[Swiftwater Gazette] bipartisan reading
Ed Kroposki
ekroposki at charter.net
Sat Jan 16 11:36:27 EST 2010
Here is some bipartisan reading:
What Karl Rove got wrong on the U.S. deficit
By David Axelrod
Friday, January 15, 2010
For its Topic A feature last Sunday, The Post invited a panel of political
operatives to offer their advice to the Democratic Party on strategy for
2010 [Sunday Opinion, Jan. 10]. Improbably, one of the operatives
asked was Karl Rove, President George W. Bush's longtime chief strategist.
This Story
What Rove got wrong on the debt - Democratic strategies for 2010
Rove has some impressive campaign victories to his credit. But given
the shape in which the last administration left this country, I'm not
sure I would solicit his advice. And given the backhanded advice he
offered, I'm not sure he was all that eager to help.
Of all the claims Rove made, one in particular caught my eye for its
sheer audacity and shamelessness -- that congressional Democrats
"will run up more debt by October than Bush did in eight years."
So, let's review a little history:
The day the Bush administration took over from President Bill Clinton
in 2001, America enjoyed a $236 billion budget surplus -- with a projected
10-year surplus of $5.6 trillion. When the Bush administration left office,
it handed President Obama a $1.3 trillion deficit -- and projected shortfalls
of $8 trillion for the next decade. During eight years in office, the Bush
administration passed two major tax cuts skewed to the wealthiest Americans,
enacted a costly Medicare prescription-drug benefit and waged two wars,
without paying for any of it.
To put the breathtaking scope of this irresponsibility in perspective, the Bush
administration's swing from surpluses to deficits added more debt in its eight
years than all the previous administrations in the history of our republic
combined. And its spending spree is the unwelcome gift that keeps on giving:
Going forward, these unpaid-for policies will continue to add trillions to our deficit.
This fiscal irresponsibility -- and a laissez-faire attitude toward the excesses of the
financial industry -- helped create the conditions for the deepest economic
catastrophe since the Great Depression. Economists across the political spectrum
agreed that to deal with this crisis and avoid a second Great Depression, the
government had to make significant investments to keep our economy going
and shore up our financial system.
That is why President Obama and Congress crafted the American Recovery and
Reinvestment Act. Despite Rove's assertion, it is widely accepted that the difficult
but necessary steps Obama took have helped save our economy from an even
deeper disaster. And while Rove conveniently ignores that it was President Bush -
not Obama -- who signed into law the $700 billion Troubled Asset Relief Program
bailout for banks, the Obama administration's rigorous stewardship added
transparency and accountability that have cut the expected cost of that program
by two-thirds.
At the same time, we also recognize that we need to address the long legacy of
overspending in Washington. That is why, shortly after taking office, Obama
instructed his agency heads to go through the budget page by page, line by line, to
eliminate what we don't need to help pay for what we do.

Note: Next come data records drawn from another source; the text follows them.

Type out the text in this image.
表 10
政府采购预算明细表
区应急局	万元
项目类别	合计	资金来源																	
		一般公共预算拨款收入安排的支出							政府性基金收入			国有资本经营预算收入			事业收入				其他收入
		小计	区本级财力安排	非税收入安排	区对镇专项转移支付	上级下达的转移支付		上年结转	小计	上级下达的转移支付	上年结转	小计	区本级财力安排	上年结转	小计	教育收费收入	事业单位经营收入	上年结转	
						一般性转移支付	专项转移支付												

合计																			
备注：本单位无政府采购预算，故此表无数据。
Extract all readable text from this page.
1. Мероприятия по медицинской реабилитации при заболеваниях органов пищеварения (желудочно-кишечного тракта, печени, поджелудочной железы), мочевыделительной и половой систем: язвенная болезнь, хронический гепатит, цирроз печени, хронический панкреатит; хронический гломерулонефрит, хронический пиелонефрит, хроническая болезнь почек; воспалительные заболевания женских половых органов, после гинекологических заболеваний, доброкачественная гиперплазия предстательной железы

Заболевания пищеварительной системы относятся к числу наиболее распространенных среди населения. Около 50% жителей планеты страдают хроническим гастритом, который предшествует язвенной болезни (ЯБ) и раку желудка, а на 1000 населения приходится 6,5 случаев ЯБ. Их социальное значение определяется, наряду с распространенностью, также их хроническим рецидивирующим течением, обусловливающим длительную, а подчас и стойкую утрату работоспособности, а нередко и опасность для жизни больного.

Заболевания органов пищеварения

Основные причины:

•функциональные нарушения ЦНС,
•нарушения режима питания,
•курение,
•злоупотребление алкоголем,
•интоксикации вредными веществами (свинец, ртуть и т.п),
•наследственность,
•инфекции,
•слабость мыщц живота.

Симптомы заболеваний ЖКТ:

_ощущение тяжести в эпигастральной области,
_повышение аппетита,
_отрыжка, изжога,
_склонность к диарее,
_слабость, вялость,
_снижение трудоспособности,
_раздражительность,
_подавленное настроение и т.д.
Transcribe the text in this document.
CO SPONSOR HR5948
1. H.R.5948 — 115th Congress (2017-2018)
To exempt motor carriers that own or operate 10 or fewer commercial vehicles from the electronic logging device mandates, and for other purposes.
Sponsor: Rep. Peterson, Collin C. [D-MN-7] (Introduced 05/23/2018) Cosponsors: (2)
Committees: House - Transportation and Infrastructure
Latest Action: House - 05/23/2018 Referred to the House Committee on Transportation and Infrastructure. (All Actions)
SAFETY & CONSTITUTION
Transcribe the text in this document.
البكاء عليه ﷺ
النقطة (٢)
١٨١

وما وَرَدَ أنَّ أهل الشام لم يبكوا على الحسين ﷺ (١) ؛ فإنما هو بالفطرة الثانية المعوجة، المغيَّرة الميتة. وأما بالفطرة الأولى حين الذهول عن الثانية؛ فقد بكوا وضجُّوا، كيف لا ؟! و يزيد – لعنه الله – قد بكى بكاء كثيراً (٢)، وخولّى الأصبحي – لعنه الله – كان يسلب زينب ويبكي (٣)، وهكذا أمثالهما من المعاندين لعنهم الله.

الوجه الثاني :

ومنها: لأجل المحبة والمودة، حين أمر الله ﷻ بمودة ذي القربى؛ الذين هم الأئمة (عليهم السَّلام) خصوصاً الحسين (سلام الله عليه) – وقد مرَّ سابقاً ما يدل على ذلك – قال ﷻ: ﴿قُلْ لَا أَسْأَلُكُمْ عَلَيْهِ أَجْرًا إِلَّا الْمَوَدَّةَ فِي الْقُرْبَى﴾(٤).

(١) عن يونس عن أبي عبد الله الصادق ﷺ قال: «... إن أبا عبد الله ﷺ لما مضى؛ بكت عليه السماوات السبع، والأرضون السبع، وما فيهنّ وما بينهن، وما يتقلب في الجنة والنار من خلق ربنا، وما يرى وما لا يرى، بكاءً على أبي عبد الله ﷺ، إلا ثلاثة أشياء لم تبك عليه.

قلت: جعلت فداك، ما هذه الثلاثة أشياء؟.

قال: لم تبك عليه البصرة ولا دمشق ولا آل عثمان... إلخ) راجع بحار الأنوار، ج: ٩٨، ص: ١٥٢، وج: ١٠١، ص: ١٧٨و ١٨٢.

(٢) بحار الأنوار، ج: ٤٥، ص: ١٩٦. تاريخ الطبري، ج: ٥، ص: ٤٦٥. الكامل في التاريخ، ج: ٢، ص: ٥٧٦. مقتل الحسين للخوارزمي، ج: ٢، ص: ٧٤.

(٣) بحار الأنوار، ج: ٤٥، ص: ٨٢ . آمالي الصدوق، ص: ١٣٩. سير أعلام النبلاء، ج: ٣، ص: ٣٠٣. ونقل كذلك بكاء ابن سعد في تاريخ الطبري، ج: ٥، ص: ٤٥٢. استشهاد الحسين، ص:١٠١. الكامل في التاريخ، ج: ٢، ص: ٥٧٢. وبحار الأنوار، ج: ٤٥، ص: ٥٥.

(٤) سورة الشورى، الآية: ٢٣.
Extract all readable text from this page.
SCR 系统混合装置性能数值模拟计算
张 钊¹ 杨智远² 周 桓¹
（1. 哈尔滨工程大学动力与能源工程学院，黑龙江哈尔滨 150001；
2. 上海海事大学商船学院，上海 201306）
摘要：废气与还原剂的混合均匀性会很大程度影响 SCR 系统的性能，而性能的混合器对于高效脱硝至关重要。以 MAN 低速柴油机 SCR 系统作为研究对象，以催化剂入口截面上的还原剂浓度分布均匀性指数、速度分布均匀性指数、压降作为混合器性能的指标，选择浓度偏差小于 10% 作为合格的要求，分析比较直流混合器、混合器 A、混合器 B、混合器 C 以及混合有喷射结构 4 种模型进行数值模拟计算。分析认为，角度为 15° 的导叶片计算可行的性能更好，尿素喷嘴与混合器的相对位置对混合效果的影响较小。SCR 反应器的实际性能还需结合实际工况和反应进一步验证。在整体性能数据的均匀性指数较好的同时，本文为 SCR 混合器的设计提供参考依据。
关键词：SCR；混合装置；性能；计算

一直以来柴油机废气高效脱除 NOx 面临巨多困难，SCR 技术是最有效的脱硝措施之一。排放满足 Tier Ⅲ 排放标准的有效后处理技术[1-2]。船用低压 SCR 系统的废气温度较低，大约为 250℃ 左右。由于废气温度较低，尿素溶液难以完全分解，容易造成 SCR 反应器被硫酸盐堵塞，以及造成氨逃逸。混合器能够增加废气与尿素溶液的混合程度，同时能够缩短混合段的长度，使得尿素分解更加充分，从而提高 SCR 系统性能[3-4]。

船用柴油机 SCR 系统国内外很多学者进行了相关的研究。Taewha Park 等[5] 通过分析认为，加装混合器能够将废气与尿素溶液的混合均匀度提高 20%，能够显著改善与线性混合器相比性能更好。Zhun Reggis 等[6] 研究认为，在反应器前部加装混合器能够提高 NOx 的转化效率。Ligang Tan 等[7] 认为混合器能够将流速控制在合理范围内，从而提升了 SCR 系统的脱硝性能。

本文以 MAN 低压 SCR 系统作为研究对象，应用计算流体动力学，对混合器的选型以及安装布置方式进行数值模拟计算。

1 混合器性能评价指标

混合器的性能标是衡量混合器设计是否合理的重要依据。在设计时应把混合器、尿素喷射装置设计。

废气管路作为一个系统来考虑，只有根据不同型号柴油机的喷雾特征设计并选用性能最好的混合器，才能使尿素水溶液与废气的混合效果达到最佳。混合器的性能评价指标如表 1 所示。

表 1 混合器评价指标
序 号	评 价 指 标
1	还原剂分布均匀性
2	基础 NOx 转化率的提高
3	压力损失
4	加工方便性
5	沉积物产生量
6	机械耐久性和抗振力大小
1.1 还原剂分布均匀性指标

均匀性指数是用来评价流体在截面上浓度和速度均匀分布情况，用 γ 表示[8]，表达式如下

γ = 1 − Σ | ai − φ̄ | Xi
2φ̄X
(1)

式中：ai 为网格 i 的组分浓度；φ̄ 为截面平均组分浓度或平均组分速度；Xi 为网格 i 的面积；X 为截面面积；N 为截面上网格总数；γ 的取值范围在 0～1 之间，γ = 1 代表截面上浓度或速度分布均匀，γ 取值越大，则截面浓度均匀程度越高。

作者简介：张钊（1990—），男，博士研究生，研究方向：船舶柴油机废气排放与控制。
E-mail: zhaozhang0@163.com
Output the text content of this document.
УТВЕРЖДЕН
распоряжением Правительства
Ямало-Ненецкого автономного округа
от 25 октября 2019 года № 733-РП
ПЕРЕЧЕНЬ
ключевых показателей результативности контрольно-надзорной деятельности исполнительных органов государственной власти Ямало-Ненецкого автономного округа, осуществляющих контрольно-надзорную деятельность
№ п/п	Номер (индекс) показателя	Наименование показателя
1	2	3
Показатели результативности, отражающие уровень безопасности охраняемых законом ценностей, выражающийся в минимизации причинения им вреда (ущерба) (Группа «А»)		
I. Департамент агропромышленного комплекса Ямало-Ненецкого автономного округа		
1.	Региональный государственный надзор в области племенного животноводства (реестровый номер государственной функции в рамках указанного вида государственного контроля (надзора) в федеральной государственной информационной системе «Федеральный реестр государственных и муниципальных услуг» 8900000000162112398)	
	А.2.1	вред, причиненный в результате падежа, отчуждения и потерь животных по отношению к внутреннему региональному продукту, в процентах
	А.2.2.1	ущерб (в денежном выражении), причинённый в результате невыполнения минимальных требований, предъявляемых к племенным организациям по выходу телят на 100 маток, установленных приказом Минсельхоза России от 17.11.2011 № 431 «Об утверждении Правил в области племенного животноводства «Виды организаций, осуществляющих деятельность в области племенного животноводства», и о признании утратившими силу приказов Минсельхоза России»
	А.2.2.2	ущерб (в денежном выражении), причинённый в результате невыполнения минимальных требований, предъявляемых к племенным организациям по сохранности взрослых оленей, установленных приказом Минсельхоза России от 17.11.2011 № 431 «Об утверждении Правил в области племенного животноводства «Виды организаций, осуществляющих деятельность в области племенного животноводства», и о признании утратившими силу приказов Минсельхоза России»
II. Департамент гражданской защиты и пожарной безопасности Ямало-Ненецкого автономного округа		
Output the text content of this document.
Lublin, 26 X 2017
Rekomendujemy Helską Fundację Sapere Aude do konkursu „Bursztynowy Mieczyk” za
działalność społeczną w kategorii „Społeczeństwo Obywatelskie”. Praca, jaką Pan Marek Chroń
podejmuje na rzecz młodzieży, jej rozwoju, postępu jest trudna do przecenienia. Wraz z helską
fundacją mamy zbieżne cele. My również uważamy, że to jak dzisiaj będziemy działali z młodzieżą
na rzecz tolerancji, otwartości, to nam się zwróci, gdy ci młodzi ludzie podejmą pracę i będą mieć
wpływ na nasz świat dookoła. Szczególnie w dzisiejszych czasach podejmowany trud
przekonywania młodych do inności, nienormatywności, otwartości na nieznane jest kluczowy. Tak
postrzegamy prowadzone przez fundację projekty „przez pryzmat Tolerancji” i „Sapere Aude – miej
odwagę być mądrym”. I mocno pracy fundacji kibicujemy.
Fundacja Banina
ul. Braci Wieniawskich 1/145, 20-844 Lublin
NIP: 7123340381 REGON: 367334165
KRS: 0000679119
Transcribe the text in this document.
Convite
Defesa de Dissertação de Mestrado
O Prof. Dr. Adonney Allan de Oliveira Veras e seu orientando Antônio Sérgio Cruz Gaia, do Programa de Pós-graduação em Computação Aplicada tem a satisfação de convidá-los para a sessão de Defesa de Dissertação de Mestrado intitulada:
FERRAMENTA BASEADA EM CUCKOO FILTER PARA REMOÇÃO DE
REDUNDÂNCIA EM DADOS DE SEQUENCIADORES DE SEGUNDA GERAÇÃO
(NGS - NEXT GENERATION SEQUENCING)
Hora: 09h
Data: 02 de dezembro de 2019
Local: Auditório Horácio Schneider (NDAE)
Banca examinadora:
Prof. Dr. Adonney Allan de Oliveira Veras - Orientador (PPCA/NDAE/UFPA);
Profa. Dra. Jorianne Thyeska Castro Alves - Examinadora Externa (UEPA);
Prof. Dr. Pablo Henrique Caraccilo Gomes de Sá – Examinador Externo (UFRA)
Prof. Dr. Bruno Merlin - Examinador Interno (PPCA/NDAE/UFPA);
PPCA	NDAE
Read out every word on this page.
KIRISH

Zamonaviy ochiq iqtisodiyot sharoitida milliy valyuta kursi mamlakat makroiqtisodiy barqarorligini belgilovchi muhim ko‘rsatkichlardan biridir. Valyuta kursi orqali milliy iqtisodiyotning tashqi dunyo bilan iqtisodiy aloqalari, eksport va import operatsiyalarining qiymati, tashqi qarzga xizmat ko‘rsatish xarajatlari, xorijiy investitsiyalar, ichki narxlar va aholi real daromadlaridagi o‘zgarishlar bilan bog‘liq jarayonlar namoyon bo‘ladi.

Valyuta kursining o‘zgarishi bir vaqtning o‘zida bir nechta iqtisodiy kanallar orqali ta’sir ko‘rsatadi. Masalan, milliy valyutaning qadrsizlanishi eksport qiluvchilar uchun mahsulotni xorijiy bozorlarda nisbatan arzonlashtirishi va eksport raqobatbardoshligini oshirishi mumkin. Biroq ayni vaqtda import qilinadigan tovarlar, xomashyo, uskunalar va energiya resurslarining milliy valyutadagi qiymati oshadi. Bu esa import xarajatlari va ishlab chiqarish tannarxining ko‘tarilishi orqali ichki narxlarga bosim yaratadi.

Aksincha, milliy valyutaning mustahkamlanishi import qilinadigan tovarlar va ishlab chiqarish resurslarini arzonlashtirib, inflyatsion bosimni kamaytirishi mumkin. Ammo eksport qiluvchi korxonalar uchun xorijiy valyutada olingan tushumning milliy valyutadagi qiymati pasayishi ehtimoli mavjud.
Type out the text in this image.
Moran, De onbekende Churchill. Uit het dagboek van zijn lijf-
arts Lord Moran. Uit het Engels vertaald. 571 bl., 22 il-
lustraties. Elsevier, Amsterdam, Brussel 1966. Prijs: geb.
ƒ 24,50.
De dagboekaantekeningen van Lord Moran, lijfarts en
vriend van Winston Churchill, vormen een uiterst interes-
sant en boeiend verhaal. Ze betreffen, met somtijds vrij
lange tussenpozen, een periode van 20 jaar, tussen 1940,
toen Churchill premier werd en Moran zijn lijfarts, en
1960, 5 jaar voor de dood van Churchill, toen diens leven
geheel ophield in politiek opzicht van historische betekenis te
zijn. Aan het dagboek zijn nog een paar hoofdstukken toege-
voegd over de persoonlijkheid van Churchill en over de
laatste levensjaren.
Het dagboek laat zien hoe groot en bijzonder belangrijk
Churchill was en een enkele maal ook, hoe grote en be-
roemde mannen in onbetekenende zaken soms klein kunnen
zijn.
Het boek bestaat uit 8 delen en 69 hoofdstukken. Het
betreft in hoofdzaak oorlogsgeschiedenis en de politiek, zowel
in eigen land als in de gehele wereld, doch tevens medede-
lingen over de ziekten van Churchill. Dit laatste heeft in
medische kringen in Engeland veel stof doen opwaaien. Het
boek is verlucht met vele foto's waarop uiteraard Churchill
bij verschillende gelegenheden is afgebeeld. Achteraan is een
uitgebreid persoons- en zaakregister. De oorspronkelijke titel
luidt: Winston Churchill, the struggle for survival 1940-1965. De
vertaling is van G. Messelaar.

As a start, the president proposed billions of dollars in cuts, and he'll continue to
fight for them and others in the upcoming budget. An analysis by the Washington
Times concluded that in this first year, Obama had been more successful in getting
his proposed cuts through Congress than his predecessor was in any of his eight
years in office.
And even as Obama has pursued landmark health insurance reforms that will hold
the insurance industry accountable and expand coverage to working Americans, he
has insisted from the beginning that any reform legislation must not add to the
federal deficit and must help reduce it over time. According to the nonpartisan
Congressional Budget Office, the legislation making its way through Congress
upholds this principle. As the president has said, the federal budget is like an
ocean liner, not a motor boat, and it will take time to redirect its course. But
the course correction that was so badly needed after the previous administration
has begun in earnest.
There's an old saying that everyone is entitled to his own opinions, but not his
own facts. The next time Karl Rove would like to offer us some advice, I'd urge
him to take that to heart.
The writer is a senior adviser to President Barack Obama.